PETALING JAYA: Malaysia is well on its way to achieving high-income status by 2020 or earlier, going by official data and economic performance thus far.
While there has been much debate over how effective the various measures and initiatives under the Economic Transformation Programme (ETP) have been, numbers do not lie.
In terms of gross national income (GNI), Malaysia saw its GNI per capita increase to US$9,970 (RM30,239) as of end last year compared to US$6,700 (RM20,321) in 2009, a surge of 49% in the three years since the ETP was launched.
The ETP, the brainchild of Datuk Seri Najib Tun Razak, contains a detailed plan of action that aims to place the country in the high-income band, as defined by the World Bank’s criterion of US$15,000 per capita based on GNI by 2020.
The ETP was launched in October 2010, which saw gross domestic product (GDP) rise 7.2% year-on-year in that year. Projects under the ETP have given the economy a much-needed boost amid a slowdown in trade and the bleak global outlook, with GDP up 5.1% in 2011 and 5.6% last year.
For one thing, robust domestic demand, especially in private consumption, continues to be an indication that people’s incomes have risen, while the continued growth of the economy also indicates income growth, especially since many jobs have been created in areas which have pushed the country’s manufacturing sector up the value chain.
At end-2012, projects under the ETP had attracted committed investments of RM211.34bil and grew GNI to RM135.64bil, creating 408,443 jobs. The ETP as a whole envisions investments worth RM1.4 trillion and the creation of 3.3 million jobs in the 2011 to 2020 period for the country to achieve high-income status.
According to the Performance Management and Delivery Unit (Pemandu), Malaysia had surpassed its GNI and GDP targets for last year.
Pemandu pointed out that the country might even reach high-income-nation status by 2018, two years ahead of the 2020 goal, should current projections hold true, when measured against GDP growth, especially after the rollout of the ETP.
Growth last year even outpaced Asia-Pacific’s, which rose an average of 3.8%. Again, this was supported by private investments and consumption.
“We believe that these developments were largely driven by the economic transformation agenda undertaken by the Government from 2010 to propel Malaysia towards becoming a high-income nation by 2020,” Pemandu said in its 2012 annual report.
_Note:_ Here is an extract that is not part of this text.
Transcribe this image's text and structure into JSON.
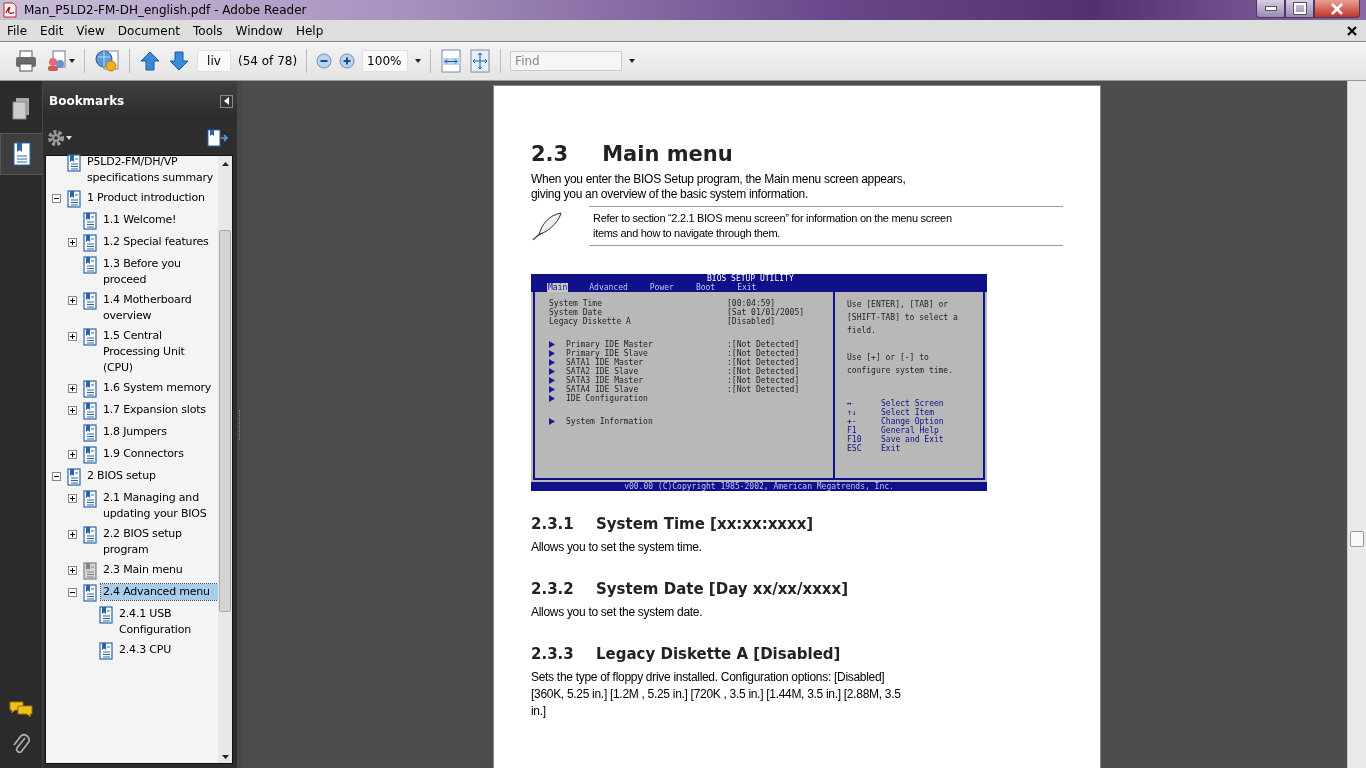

“It is this healthy economic growth that enabled the Government to record its highest revenue in our history in 2012, estimated at about RM207bil. As a result, the Government was able to implement many socio-economic programmes, including those under the Government Transformation Programme such as the Bantuan Rakyat 1Malaysia or BR1M.” However, there appear to be some disparities in economic progress for certain corners of the country. Besides politicians, economists would also like to see all parts of Malaysia improving at more or less the same pace.
But this has not been the case, with the states of Kedah and Kelantan lagging behind.
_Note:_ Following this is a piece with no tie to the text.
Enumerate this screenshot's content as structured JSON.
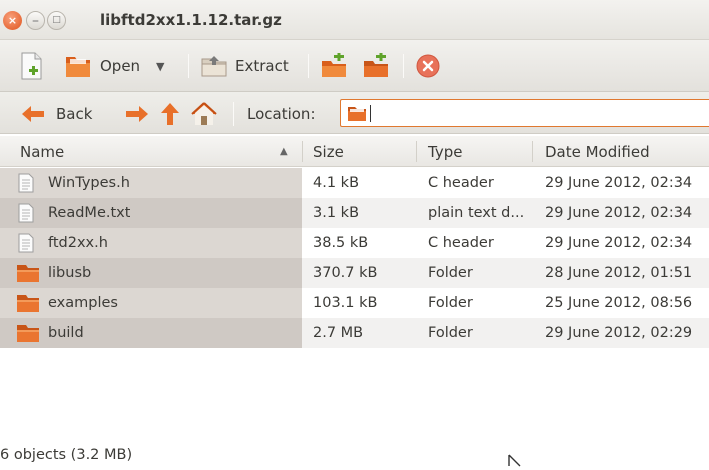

According to the latest available data from the Statistics Department, Kedah’s GDP per capita (a measure of the standard of living and not an indicator of per-capita income) was valued at RM9,557, with Kelantan at RM6,496 based on constant 2000 prices compared to the country as a whole, where GDP per capita was at RM19,772.
In that year, Malaysia’s GDP was valued at RM559.6bil while the population stood at 28.3 million. Granted the data was from 2010, but things would not have changed much for both states when the 2011 data being compiled by the department becomes available.
The data showed that Kedah, largely an agrarian state with paddy rice production among the major crops, recorded a 4.4% GDP growth, among the lowest in 2010, while Kelantan, also with an economy largely driven by agriculture with fisheries and cottage industries among its main economic activities, saw GDP grow 4.1%.
Kedah’s poor performance was compounded by weak finances, as noted by the 2011 Auditor-General’s Report. In fact, the report said the state had been facing losses since 2008, reflecting the performance of its economic development unit, Kedah Corp Bhd.
The report described some of the unprofitable investments like shrimp farms, rubber and oil palm as well as logging projects as “wasteful”.
As for Kelantan, it only attracted a meagre 0.3% or RM187mil of Malaysia’s total domestic and foreign investment in 2010 of RM33bil.
In terms of investment, Penang’s foreign direct investment dropped to RM2.47bil last year from RM9.11bil in 2011. Between 2008 and 2010, the average negative growth was -1.8% compared with the national average of 5.4%, while 10,000 jobs were also lost between 2010 and last year.